Debugging high memory usage of check containers

Hi all,
I’ve recently noticed that we’ve got some check processes that are spawned on our Concourse workers from some check containers that are consuming nearly 2 GB of memory as measured by top. It can happen that multiple check processes can appear at the same time and that each consume ~2 GB of memory, resulting in several GB of memory eaten up for resource checks. Some of our users’ jobs are now being terminated by the OOM killer, and I suspect that these check processes are to blame.

The problem is that I cannot find a way to identify which resources the check containers belong to so that I can debug this.

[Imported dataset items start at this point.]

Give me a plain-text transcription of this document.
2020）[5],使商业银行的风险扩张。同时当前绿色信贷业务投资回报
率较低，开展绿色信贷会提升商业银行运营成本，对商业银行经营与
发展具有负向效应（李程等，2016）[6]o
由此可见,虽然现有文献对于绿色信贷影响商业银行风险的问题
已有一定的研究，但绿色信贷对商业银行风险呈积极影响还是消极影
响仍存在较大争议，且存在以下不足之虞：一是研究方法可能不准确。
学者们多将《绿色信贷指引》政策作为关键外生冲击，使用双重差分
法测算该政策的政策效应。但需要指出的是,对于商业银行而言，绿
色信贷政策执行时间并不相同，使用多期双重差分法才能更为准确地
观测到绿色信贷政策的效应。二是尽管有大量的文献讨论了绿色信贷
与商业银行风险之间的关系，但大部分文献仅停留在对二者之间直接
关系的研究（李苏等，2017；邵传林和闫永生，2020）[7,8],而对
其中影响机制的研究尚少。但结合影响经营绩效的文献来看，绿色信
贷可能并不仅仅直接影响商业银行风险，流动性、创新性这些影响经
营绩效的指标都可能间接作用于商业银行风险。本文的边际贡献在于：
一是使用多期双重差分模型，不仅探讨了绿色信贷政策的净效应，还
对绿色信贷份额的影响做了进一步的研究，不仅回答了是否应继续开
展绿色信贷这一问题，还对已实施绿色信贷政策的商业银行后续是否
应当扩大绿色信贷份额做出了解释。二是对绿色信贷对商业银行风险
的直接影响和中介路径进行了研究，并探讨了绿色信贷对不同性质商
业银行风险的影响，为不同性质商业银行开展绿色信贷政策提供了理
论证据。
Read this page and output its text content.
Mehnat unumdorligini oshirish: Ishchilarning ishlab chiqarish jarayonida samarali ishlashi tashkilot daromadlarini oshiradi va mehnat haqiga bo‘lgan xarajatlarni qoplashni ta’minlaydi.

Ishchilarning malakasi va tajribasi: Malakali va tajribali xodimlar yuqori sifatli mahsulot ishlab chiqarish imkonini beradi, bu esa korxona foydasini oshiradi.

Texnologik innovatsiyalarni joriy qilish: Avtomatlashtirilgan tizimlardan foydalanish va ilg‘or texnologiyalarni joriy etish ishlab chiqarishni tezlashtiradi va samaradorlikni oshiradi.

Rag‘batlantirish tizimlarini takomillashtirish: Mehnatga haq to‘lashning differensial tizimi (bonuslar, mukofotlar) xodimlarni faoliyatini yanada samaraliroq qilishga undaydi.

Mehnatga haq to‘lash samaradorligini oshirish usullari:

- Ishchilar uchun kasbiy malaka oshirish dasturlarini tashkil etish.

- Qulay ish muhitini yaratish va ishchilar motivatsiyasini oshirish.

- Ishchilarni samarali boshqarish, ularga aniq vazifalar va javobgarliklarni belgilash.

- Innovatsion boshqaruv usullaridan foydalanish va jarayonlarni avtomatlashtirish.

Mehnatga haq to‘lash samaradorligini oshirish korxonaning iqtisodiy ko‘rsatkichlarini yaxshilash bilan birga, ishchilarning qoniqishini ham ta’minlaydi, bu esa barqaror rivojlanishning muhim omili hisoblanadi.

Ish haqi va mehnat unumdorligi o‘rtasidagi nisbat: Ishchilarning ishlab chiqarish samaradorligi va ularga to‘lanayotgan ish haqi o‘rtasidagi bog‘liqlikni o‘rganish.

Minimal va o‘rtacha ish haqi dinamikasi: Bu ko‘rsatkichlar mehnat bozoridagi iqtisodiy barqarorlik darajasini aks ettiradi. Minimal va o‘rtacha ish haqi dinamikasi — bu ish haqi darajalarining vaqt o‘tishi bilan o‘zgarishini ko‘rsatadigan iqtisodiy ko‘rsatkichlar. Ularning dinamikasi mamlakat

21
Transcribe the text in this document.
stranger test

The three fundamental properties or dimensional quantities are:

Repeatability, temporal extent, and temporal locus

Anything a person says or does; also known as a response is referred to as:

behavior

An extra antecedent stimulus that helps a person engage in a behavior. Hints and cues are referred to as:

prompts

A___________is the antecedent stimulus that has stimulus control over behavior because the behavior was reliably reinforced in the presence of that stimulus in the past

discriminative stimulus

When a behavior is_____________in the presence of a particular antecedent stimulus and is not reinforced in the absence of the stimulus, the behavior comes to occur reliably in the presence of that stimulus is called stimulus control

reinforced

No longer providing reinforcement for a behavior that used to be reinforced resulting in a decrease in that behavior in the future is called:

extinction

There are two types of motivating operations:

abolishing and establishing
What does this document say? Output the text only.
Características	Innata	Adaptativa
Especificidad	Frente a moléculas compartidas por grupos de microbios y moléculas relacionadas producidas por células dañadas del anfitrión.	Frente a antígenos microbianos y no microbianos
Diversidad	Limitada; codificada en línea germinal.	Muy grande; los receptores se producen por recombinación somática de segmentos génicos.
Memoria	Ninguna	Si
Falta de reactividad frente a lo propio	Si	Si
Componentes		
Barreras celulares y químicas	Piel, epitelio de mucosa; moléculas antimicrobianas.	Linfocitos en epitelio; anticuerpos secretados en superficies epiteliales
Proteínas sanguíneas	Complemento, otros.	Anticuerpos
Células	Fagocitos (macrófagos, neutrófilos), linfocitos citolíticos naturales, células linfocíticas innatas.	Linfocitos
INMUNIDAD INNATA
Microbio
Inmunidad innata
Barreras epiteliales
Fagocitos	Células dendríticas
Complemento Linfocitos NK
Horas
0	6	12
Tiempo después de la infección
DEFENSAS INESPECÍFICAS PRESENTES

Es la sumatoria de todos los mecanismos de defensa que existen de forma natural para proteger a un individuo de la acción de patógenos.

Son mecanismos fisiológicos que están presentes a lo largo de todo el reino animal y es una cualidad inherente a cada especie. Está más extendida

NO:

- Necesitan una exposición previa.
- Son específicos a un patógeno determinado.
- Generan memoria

I know that there are some tickets concerning this issue (see below) that were closed because check containers will no longer exist in the near future. Regardless, can someone provide a work-around that will allow me to determine the pipeline and resource of a check container given its ID? Thanks a bunch!

Kyle

Links

I found a solution through the database. To get the pipeline name, resource name, and resource type, run the following query (tested with Concourse 5.6.0):

select pipelines.name, resources.name, resources.type
from pipelines
inner join resources
  on pipelines.id = resources.pipeline_id
inner join resource_config_check_sessions
  on resources.resource_config_id = resource_config_check_sessions.resource_config_id
inner join containers
  on resource_config_check_sessions.id = containers.resource_config_check_session_id
  where handle = :handle;

:handle is a variable so that you can run this script and parameterize it from the command line. For example:

$ psql -v handle="'8e342eab-6049-47d7-6926-3baf7dc6f63c'" -f pipeline.sql concoursedb
      name     |     name      |     type 
---------------+---------------+--------------
 pipeline-name | resource name | resource type
(1 row)

To get the container handle from a PID as reported by top, use the command:

ps -axfo pid,uname,cmd

Then, find the parent of the check process. The container handle will be the last part of the parent process’s name. In the following example, the container handle is 85c0cef8-cfca-4c49-7eb6-05105703225b

11565 root          \_ /var/gdn/assets/linux/bin/dadoo -runc-root /run/runc exec /var/gdn/assets/linux/bin/runc /home/concourse/worker/depot/85c0cef8-cfca-4c49-7eb6-05105703225b/processes/d8bda513-e5c8-4767-4de1-979c9e82a599 85c0cef8-cfca-4c49-7eb6-05105703225b

11581 4294967+      |   \_ /opt/resource/check